Корреспонденты, поехавшие на фронт, слали в редакции письма, которые могли быть напечатаны только после штампа «дозволено военной цензурой». На должность военных цензоров желающих принимали до февраля 1917 года. Прежде чем взять на работу, проверяли политические взгляды, знание иностранных языков, уровень образования. Отмечалось, что желательно нанимать, например, вдов офицеров или их жен.
Корреспонденты, поехавшие на фронт, слали в редакции письма, которые могли быть напечатаны только после штампа «дозволено военной цензурой»
Военная цензура, существовавшая на бумагах, на местах работала не так слаженно. В январе 1916 года от должности отстранили председателя Петроградской военно-цензурной комиссии. Он не только не проводил в городе под полной цензурой выемку внутренней корреспонденции, но оставил без присмотра и трансграничный кабель датской компании, принимал сотрудников на службу без справок от контрразведки и имел сомнительные связи с германскими коллегами. Отечественная цензура постоянно отставала – не только от необходимостей времени, но и от опыта своих зарубежных коллег. Британцы, приехавшие в Петербург, обнаружили, например, что российская военная цензура не изымает даже германскую коммерческую корреспонденцию, и она спокойно идет через Россию.
История военной цензуры в Российской империи закончилась вместе с империей. Новое правительство, чтобы продемонстрировать лояльность к органам печати, издало два указа, касающихся военной цензуры. 12 января 1918 года упразднили институт военных цензоров. 26 января подписали приказ «Об упразднении военной цензуры печати». Ее дела передавались в ведение Военного почтово-телеграфного контроля. Однако, шаткое положение советской власти привело к тому, что уже в декабре 1918 года правительство опять приняло положение «О военной цензуре». Оно почти полностью дублировало николаевский документ.
Вторая Мировая война
Во время Великой Отечественной войны перечень сведений, составлявших военную и государственную тайну, занимал несколько страниц. В целом, он был уже более или менее похож на современный и отвечал запросам войны нового типа. В организации военной цензуры Советский Союз опирался не только на опыт царской России (ЦК заказал исследование о цензуре во время Первой Мировой, например), но и на подходы других государств. Из Штатов выписали «Правила военного времени для американской печати». Свои отделы цензуры появились у всех ведомств. Секретными являлись сведения о правилах ведения секретной переписки, хранении секретных материалов, документов, о потере и хищении секретных бумаг, а также все сведения о шифрах, шифровальной и дешифровальной работе. Запрещалось где-либо публиковать номера телефонов воинских частей, соединений и штабов.

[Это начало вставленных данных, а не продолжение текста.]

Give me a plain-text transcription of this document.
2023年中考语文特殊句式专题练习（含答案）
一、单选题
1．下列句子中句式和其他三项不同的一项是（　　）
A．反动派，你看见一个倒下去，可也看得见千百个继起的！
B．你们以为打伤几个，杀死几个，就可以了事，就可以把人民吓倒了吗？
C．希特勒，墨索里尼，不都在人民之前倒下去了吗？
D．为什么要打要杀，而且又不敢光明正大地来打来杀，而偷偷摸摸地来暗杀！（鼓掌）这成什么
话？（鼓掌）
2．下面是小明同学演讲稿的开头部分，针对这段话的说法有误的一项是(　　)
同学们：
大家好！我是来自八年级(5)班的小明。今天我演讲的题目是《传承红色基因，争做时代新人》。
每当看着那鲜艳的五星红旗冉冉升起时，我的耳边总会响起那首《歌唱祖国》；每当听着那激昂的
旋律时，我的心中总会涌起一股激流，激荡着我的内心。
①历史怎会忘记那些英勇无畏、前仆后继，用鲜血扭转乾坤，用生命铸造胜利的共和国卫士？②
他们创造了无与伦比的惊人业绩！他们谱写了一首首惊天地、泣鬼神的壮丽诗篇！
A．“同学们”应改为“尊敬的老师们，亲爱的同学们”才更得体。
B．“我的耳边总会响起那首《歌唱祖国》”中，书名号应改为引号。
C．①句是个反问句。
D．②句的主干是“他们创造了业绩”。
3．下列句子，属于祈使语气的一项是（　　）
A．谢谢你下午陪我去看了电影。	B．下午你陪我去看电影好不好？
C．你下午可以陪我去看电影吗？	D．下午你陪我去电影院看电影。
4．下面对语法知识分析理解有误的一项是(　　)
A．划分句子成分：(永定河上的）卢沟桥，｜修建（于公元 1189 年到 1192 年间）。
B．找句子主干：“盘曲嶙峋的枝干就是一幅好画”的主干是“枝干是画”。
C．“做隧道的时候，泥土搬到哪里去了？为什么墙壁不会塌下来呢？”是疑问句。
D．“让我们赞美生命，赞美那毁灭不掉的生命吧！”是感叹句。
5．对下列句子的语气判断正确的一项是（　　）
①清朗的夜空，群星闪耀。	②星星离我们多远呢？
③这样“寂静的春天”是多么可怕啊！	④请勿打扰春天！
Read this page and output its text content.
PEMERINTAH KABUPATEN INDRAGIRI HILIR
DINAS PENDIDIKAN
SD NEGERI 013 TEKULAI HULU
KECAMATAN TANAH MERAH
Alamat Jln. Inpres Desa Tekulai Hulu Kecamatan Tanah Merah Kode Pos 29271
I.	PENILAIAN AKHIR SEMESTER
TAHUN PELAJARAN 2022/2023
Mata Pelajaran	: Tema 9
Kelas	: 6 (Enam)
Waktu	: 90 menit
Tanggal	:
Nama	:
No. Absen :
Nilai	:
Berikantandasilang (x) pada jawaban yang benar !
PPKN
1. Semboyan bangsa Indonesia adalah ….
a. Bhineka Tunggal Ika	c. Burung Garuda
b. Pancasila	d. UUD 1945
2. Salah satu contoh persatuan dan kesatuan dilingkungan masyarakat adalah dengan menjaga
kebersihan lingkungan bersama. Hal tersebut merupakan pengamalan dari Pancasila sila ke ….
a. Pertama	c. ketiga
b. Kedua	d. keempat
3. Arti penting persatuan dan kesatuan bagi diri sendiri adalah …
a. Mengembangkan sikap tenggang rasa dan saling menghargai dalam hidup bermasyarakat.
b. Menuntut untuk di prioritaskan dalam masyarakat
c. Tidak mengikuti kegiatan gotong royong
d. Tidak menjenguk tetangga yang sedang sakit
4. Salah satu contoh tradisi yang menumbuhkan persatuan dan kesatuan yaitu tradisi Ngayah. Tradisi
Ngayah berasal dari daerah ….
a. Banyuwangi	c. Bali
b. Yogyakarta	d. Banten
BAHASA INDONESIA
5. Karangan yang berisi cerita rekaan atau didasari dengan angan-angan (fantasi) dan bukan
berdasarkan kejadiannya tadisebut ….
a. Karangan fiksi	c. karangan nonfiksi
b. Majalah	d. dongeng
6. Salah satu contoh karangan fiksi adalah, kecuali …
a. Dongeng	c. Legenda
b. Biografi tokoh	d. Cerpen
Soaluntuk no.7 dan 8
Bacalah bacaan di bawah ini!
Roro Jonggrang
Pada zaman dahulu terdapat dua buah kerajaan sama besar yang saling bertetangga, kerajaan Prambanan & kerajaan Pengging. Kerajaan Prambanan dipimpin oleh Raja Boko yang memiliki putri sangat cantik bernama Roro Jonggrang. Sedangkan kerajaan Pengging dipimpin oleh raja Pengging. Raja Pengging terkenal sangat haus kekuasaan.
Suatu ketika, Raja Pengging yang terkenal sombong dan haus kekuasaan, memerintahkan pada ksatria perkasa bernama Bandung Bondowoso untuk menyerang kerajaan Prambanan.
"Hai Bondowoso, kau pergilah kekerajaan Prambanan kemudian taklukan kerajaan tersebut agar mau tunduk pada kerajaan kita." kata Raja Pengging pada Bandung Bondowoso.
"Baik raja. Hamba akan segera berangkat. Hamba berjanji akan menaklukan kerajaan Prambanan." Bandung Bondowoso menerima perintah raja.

Основным поставщиком информации для населения выступал ТАСС. Он контролировал как газеты центрального уровня, так и местные, поставляя им информацию о фронте и пропагандистские статьи, вплоть до фотографий. Управление пропаганды следило за всеми материалами. Цензорский контроль был многоуровневым – сначала издания просматривали до выхода в свет, потом после выхода в печать. Советский Союз отработал эту практику до автоматизма: подготовка материалов и их цензурирование не занимали много времени. Контрольный просмотр проводился ежедневно.
ТАСС контролировал как газеты центрального уровня, так и местные, поставляя им информацию о фронте и пропагандистские статьи, вплоть до фотографий
На 1 января 1945 года в системе Главлита работало 4 024 цензора – и это без центрального аппарата Москвы. Всех их нужно было обучить, с чем у государства стабильно возникали сложности. Цензорами заставляли работать учителей. В Главлит регулярно посылались сводки по результатам, в которых фиксировались вычеркивания. Контроль был двойным: по вычеркиваниям становилось понятно, насколько квалифицированно работает тот или иной цензор. Правда, иногда сотрудники с особым рвением вычеркивали информацию, которая вообще не представляла угрозы. Например, в заметке «Пять пионеров» в газете «Инструментальщик» цензор сняла название крейсера «Ворошилов». Главлит считал такие случаи перегибами на местах. На все запреты цензоры писали заключения. Но их осторожность все же неудивительна. Список ограничений стремительно разрастался. Запрещенными считались сведения, например, о характере производства предприятий и цифрах, местоположение госпиталей, численность населения городов и посевов. Цензурировали даже данные о величине грузов, провозимых по рекам.
Примерно так же, как в предыдущих войнах, советское правительство замалчивало потери и предпочитало ничего не говорить, если обстановка не представлялась радужной. В сентябре 1941 года аноним писал в Совинформбюро: «Вы систематически ничего не сообщаете о положении на фронте, вместо этого в сводках уже более недели стереотипная фраза – «бои на всем фронте»… Ваше молчание сеет самые нелепые слухи о несуществующих наступлениях и отступлениях. Все это только нервирует тыл. Что за презрение ко всем гражданам страны держать в полном неведении о самом важном… Слухи распространяются по вашей вине». За любую информацию о положении дел на фронте, если она расходилась с официальными данными, виновные по приговору военного трибунала карались заключением на срок от 2 до 5 лет.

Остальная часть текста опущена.